With Jim Cascaito, Kristen Murtaugh, and Nonie Wanger in Foreign Languages, John Keber in Religious Studies, Pat Horner, John Nagle, and Mark Taylor in English, and one student, Rocco Marinaccio, now a member of the English Department, the Dante Seminar contained a very good mix of people and a considerable amount of expertise in the Christian traditions of the Middle Ages, scholastic philosophy, the Italian language, and western literary scholarship and criticism. Several of us possessed also Charles Singleton's great six-volume edition of the poem with commentary, a stimulus to the whole enterprise.

Shortly after finishing the Inferno, the Dantisti decided that their progress to date should be marked in a special way, and so we invited Allen Mandelbaum, who had just published his translation of the Inferno, to be the first of what would become, through 2004, twenty-one annual guest speakers. These speakers have included some of the most eminent of the world's scholars in Italian studies and the literature of the Middle Ages and Renaissance; they are all listed here.

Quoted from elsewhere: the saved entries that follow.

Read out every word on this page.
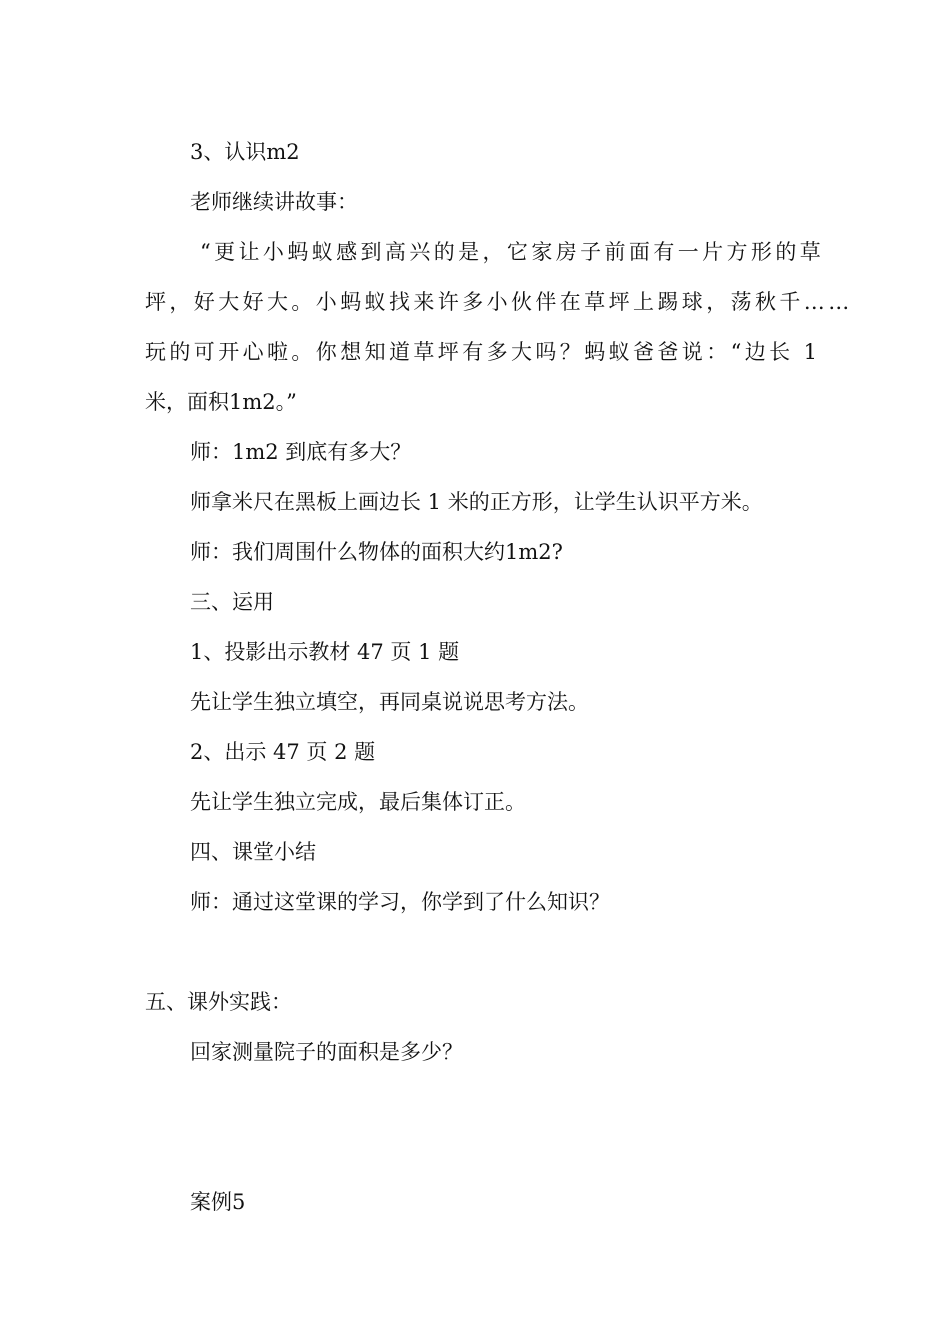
3、认识m2
老师继续讲故事：
“更让小蚂蚁感到高兴的是，它家房子前面有一片方形的草
坪，好大好大。小蚂蚁找来许多小伙伴在草坪上踢球，荡秋千……
玩的可开心啦。你想知道草坪有多大吗？蚂蚁爸爸说：“边长 1
米，面积1m2。”
师：1m2 到底有多大？
师拿米尺在黑板上画边长 1 米的正方形，让学生认识平方米。
师：我们周围什么物体的面积大约1m2?
三、运用
1、投影出示教材 47 页 1 题
先让学生独立填空，再同桌说说思考方法。
2、出示 47 页 2 题
先让学生独立完成，最后集体订正。
四、课堂小结
师：通过这堂课的学习，你学到了什么知识？
五、课外实践：
回家测量院子的面积是多少？
案例5
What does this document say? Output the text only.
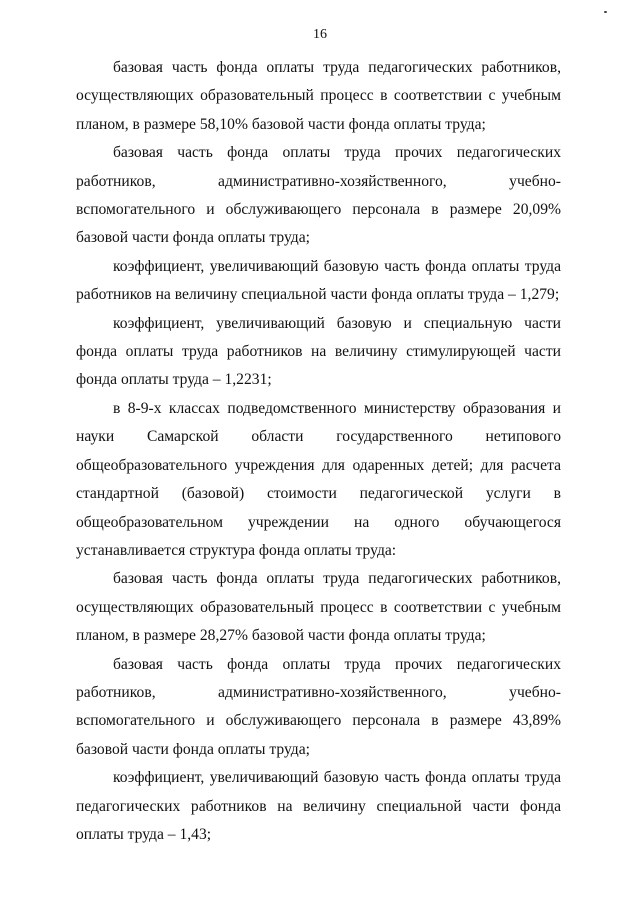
16

базовая часть фонда оплаты труда педагогических работников, осуществляющих образовательный процесс в соответствии с учебным планом, в размере 58,10% базовой части фонда оплаты труда;

базовая часть фонда оплаты труда прочих педагогических работников, административно-хозяйственного, учебно-вспомогательного и обслуживающего персонала в размере 20,09% базовой части фонда оплаты труда;

коэффициент, увеличивающий базовую часть фонда оплаты труда работников на величину специальной части фонда оплаты труда – 1,279;

коэффициент, увеличивающий базовую и специальную части фонда оплаты труда работников на величину стимулирующей части фонда оплаты труда – 1,2231;

в 8-9-х классах подведомственного министерству образования и науки Самарской области государственного нетипового общеобразовательного учреждения для одаренных детей; для расчета стандартной (базовой) стоимости педагогической услуги в общеобразовательном учреждении на одного обучающегося устанавливается структура фонда оплаты труда:

базовая часть фонда оплаты труда педагогических работников, осуществляющих образовательный процесс в соответствии с учебным планом, в размере 28,27% базовой части фонда оплаты труда;

базовая часть фонда оплаты труда прочих педагогических работников, административно-хозяйственного, учебно-вспомогательного и обслуживающего персонала в размере 43,89% базовой части фонда оплаты труда;

коэффициент, увеличивающий базовую часть фонда оплаты труда педагогических работников на величину специальной части фонда оплаты труда – 1,43;
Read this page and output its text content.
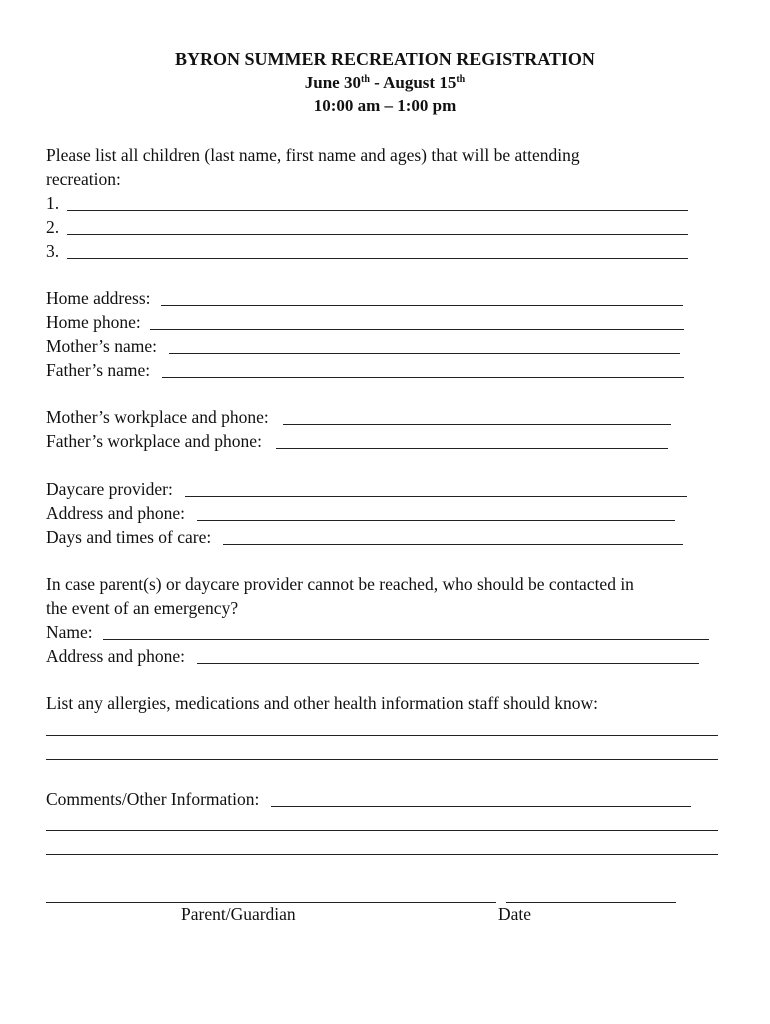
BYRON SUMMER RECREATION REGISTRATION
June 30th - August 15th
10:00 am – 1:00 pm
Please list all children (last name, first name and ages) that will be attending
recreation:
1.
2.
3.
Home address:
Home phone:
Mother’s name:
Father’s name:
Mother’s workplace and phone:
Father’s workplace and phone:
Daycare provider:
Address and phone:
Days and times of care:
In case parent(s) or daycare provider cannot be reached, who should be contacted in
the event of an emergency?
Name:
Address and phone:
List any allergies, medications and other health information staff should know:
Comments/Other Information:

Parent/Guardian	Date
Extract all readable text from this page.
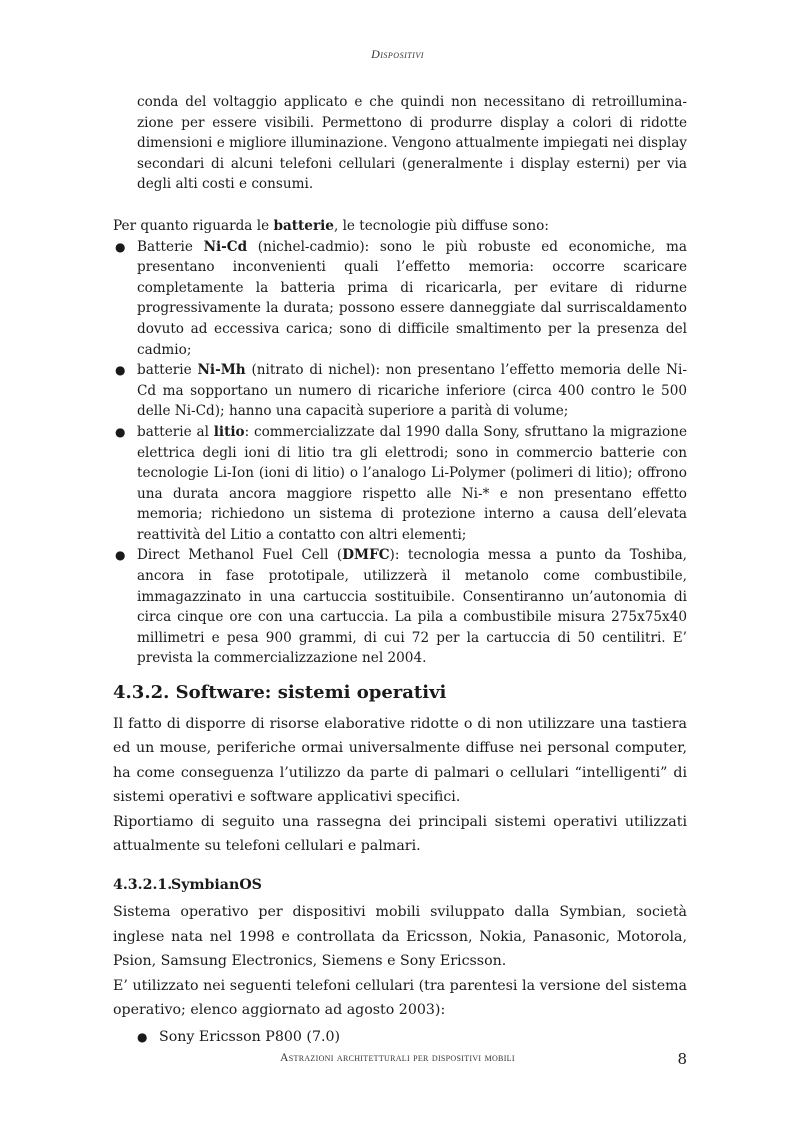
Dispositivi

conda del voltaggio applicato e che quindi non necessitano di retroillumina-zione per essere visibili. Permettono di produrre display a colori di ridotte dimensioni e migliore illuminazione. Vengono attualmente impiegati nei display secondari di alcuni telefoni cellulari (generalmente i display esterni) per via degli alti costi e consumi.

Per quanto riguarda le batterie, le tecnologie più diffuse sono:

● Batterie Ni-Cd (nichel-cadmio): sono le più robuste ed economiche, ma presentano inconvenienti quali l’effetto memoria: occorre scaricare completamente la batteria prima di ricaricarla, per evitare di ridurne progressivamente la durata; possono essere danneggiate dal surriscaldamento dovuto ad eccessiva carica; sono di difficile smaltimento per la presenza del cadmio;
● batterie Ni-Mh (nitrato di nichel): non presentano l’effetto memoria delle Ni-Cd ma sopportano un numero di ricariche inferiore (circa 400 contro le 500 delle Ni-Cd); hanno una capacità superiore a parità di volume;
● batterie al litio: commercializzate dal 1990 dalla Sony, sfruttano la migrazione elettrica degli ioni di litio tra gli elettrodi; sono in commercio batterie con tecnologie Li-Ion (ioni di litio) o l’analogo Li-Polymer (polimeri di litio); offrono una durata ancora maggiore rispetto alle Ni-* e non presentano effetto memoria; richiedono un sistema di protezione interno a causa dell’elevata reattività del Litio a contatto con altri elementi;
● Direct Methanol Fuel Cell (DMFC): tecnologia messa a punto da Toshiba, ancora in fase prototipale, utilizzerà il metanolo come combustibile, immagazzinato in una cartuccia sostituibile. Consentiranno un’autonomia di circa cinque ore con una cartuccia. La pila a combustibile misura 275x75x40 millimetri e pesa 900 grammi, di cui 72 per la cartuccia di 50 centilitri. E’ prevista la commercializzazione nel 2004.
4.3.2. Software: sistemi operativi

Il fatto di disporre di risorse elaborative ridotte o di non utilizzare una tastiera ed un mouse, periferiche ormai universalmente diffuse nei personal computer, ha come conseguenza l’utilizzo da parte di palmari o cellulari “intelligenti” di sistemi operativi e software applicativi specifici.

Riportiamo di seguito una rassegna dei principali sistemi operativi utilizzati attualmente su telefoni cellulari e palmari.

4.3.2.1.SymbianOS

Sistema operativo per dispositivi mobili sviluppato dalla Symbian, società inglese nata nel 1998 e controllata da Ericsson, Nokia, Panasonic, Motorola, Psion, Samsung Electronics, Siemens e Sony Ericsson.

E’ utilizzato nei seguenti telefoni cellulari (tra parentesi la versione del sistema operativo; elenco aggiornato ad agosto 2003):

● Sony Ericsson P800 (7.0)
Astrazioni architetturali per dispositivi mobili	8
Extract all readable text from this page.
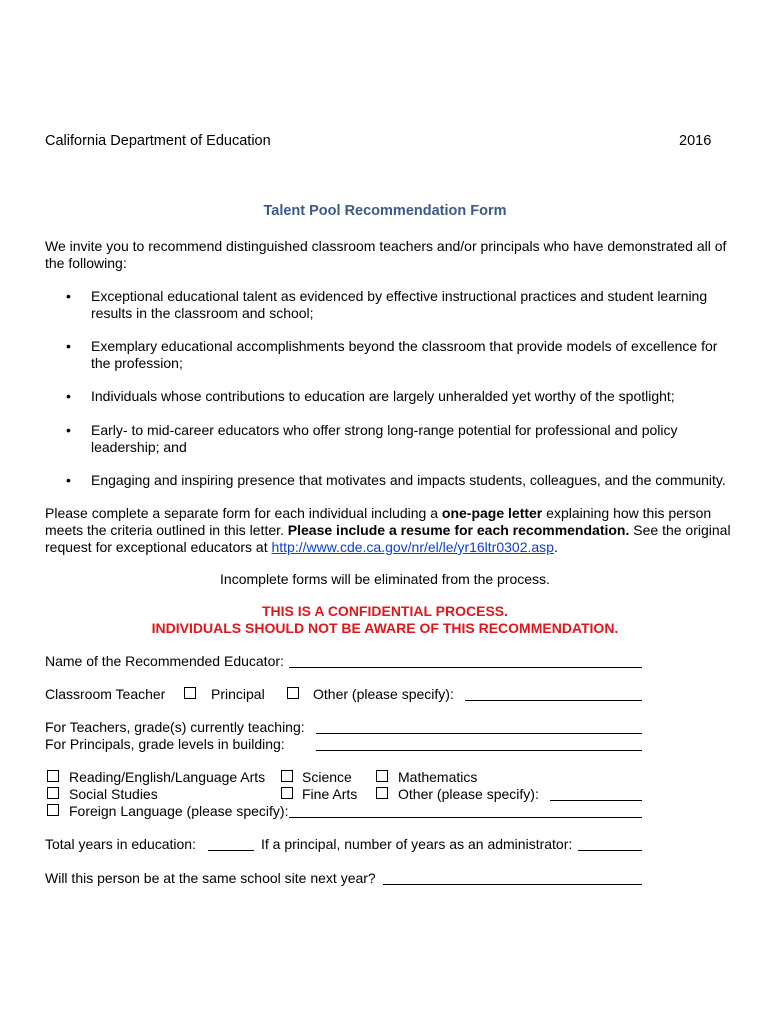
California Department of Education	2016
Talent Pool Recommendation Form
We invite you to recommend distinguished classroom teachers and/or principals who have demonstrated all of the following:
• Exceptional educational talent as evidenced by effective instructional practices and student learning
results in the classroom and school;
• Exemplary educational accomplishments beyond the classroom that provide models of excellence for
the profession;
• Individuals whose contributions to education are largely unheralded yet worthy of the spotlight;
• Early- to mid-career educators who offer strong long-range potential for professional and policy
leadership; and
• Engaging and inspiring presence that motivates and impacts students, colleagues, and the community.
Please complete a separate form for each individual including a one-page letter explaining how this person
meets the criteria outlined in this letter. Please include a resume for each recommendation. See the original
request for exceptional educators at http://www.cde.ca.gov/nr/el/le/yr16ltr0302.asp.
Incomplete forms will be eliminated from the process.
THIS IS A CONFIDENTIAL PROCESS.
INDIVIDUALS SHOULD NOT BE AWARE OF THIS RECOMMENDATION.
Name of the Recommended Educator:
Classroom Teacher	Principal	Other (please specify):
For Teachers, grade(s) currently teaching:
For Principals, grade levels in building:
Reading/English/Language Arts	Science	Mathematics
Social Studies	Fine Arts	Other (please specify):
Foreign Language (please specify):
Total years in education:	If a principal, number of years as an administrator:
Will this person be at the same school site next year?
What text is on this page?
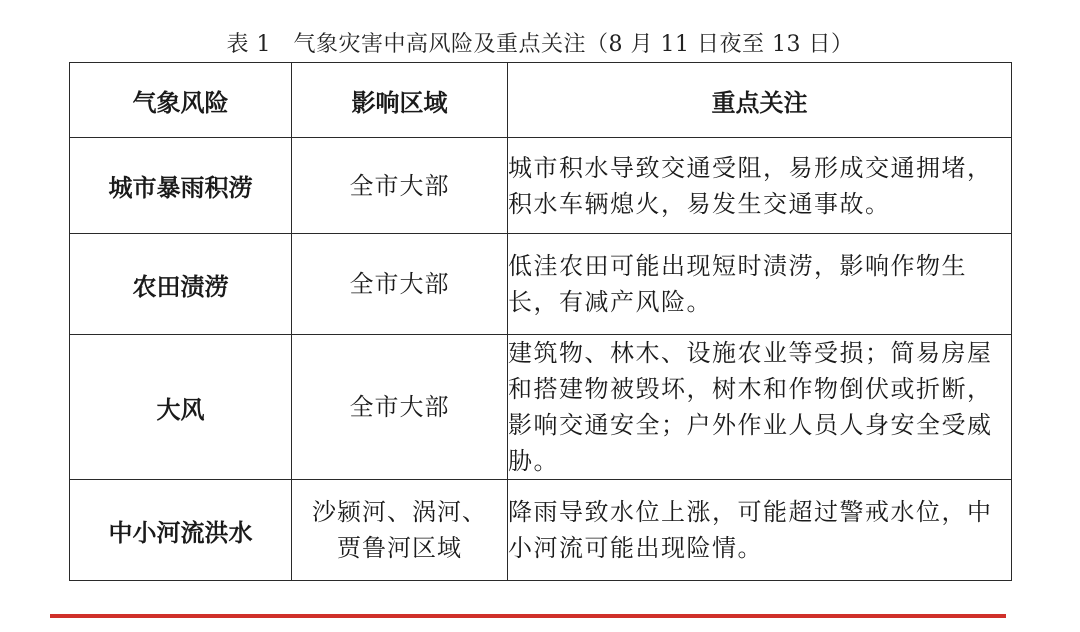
表 1　气象灾害中高风险及重点关注（8 月 11 日夜至 13 日）
气象风险	影响区域	重点关注
城市暴雨积涝	全市大部	城市积水导致交通受阻，易形成交通拥堵，积水车辆熄火，易发生交通事故。
农田渍涝	全市大部	低洼农田可能出现短时渍涝，影响作物生长，有减产风险。
大风	全市大部	建筑物、林木、设施农业等受损；简易房屋和搭建物被毁坏，树木和作物倒伏或折断，影响交通安全；户外作业人员人身安全受威胁。
中小河流洪水	沙颍河、涡河、贾鲁河区域	降雨导致水位上涨，可能超过警戒水位，中小河流可能出现险情。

Around 1985, we finished our reading of the Paradiso and thus of the entire poema sacro. We shared a great sense of accomplishment but also, suddenly, a great absence in our lives. What were we to do now? Some suggested we start all over with Inferno 1 and read the whole poem again, or switch to the Bible, or perhaps to the epics of Homer. Finally, we tried two other projects: a reading of the poetry of William Blake, then a reading of Cervantes's Don Quixote, where we could proceed at the rate of a chapter each week in clear imitation of our study of Dante. For whatever reasons, neither project proved sustainable, and within a year or so of finishing Dante, we were once again without purpose and threatened with dissolution.

The Dante Seminar decided then on an entirely different kind of activity. In a college where there was no regular forum, outside of classes, for the exchange of ideas in the humanities, we determined to meet exactly six times a year—the first five to discuss the scholarly projects of our members, the sixth to continue the tradition of guest speakers. Accordingly, we now meet usually (depending on school holidays) the final Thursdays of September and October, the first Thursday of December, and the final Thursdays of February and March, when, typically, someone reads or summarizes an original paper, which everyone present then discusses. We believe that this format has been most stimulating and successful. Then in April a guest speaker edifies and entertains us.

Everyone in the college community—faculty, students, and staff—is cordially invited to participate in the activities of the Manhattan College Dante Seminar, whose schedule is published in the monthly calendar printed by the office of the Dean of Arts.